See the FAIR magazine Extra!: Canada’s Media Monopoly: "One Perspective Is Enough, Says CanWest" (5-6/02) by James Winter

'Stubbornly Independent Journalists': Priceless

Monday, November 17th, 2008

The Huffington Post publishes male critic Jeff Cohen's challenge (11/13/08) to "independent media outlets that contributed so mightily to the stunning election result":

With Democrats in control, will these outlets be guided by principle or just partisanship? Will they speak truth to power and expose corruption and injustice over the long haul--no matter who's in charge?...

From the start of the Republic, bold entrepreneurs (often sole proprietors like many of today's bloggers) stood up to censorship, jail and violence to sustain independent outlets that transformed our country....

Study any cause that has improved our country since and you'll find stubbornly independent journalists who challenged injustice in the face of ridicule and scorn from the mainstream media of their day.
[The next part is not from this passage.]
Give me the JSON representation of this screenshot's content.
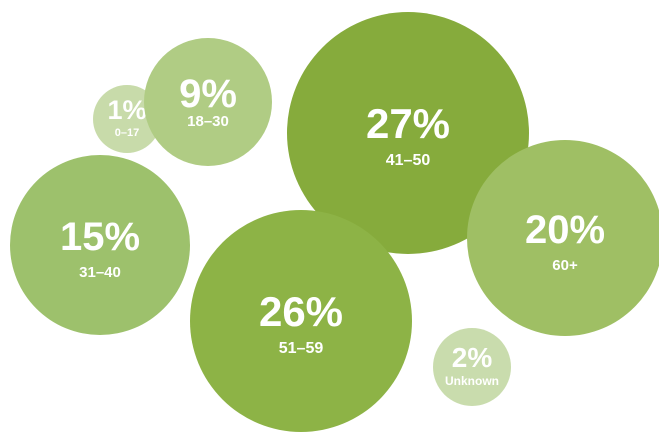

Giving props to Rodger Streitmatter's 2001 Voices of Revolution: The Dissident Press in America, in which many of "these journalistic heroes are chronicled," Cohen dispenses hard-won wisdom, culminating in "Stay stubbornly independent: This is the ultimate lesson."

See the retrospective in FAIR's magazine Extra!: "On the Shoulders of Giants: The Unbroken Tradition of Press Criticism" (1-2/06) by Robin Andersen

A New Denial Strategy

Monday, November 17th, 2008

From the Washington Post
yesterday
--emphasis added:

The United States and Pakistan reached tacit agreement in September on a don't-ask-don't-tell policy that allows unmanned Predator aircraft to attack suspected terrorist targets in rugged western Pakistan, according to senior officials in both countries. In recent months, the U.S. drones have fired missiles at Pakistani soil at an average rate of once every four or five days.

The officials described the deal as one in which the U.S. government refuses to publicly acknowledge the attacks while Pakistan's government continues to complain noisily about the politically sensitive strikes.

If this is true, what will reporters do when news of an airstrike surfaces? Given that the default position of the U.S. government will seemingly be to deny everything, will media report such denials as if they are meaningful?

The Post's False History on Nicaragua

Monday, November 17th, 2008

The Washington Post editorial yesterday on Nicaragua begins:

Through much of the 1980s, the United States waged a proxy war to prevent Daniel Ortega and his Sandinista party from consolidating a dictatorship in Nicaragua. In 1990, Mr. Ortega finally agreed to hold a presidential election, which he lost....

That history is false. Nicaragua held a presidential election in 1984, which Ortega won. The 1990 vote happened on schedule in accord with the Sandinista constitution. This is a fact that the Post has gotten wrong before in its news pages. Ironically, the Post was credited in Extra! (10-11/87) for reporting on a

"secret-sensitive" NSC briefing paper which outlined a "wide-ranging plan to convince Americans [that the] Nicaraguan elections were a 'sham.'"

There are certainly legitimate questions about Ortega's rule; but if the Post can't get the recent Nicaraguan past right, why should one bother reading what they think of the present?

The paper does admit, though, that "there is no need for another Contra army." Well, there's a relief.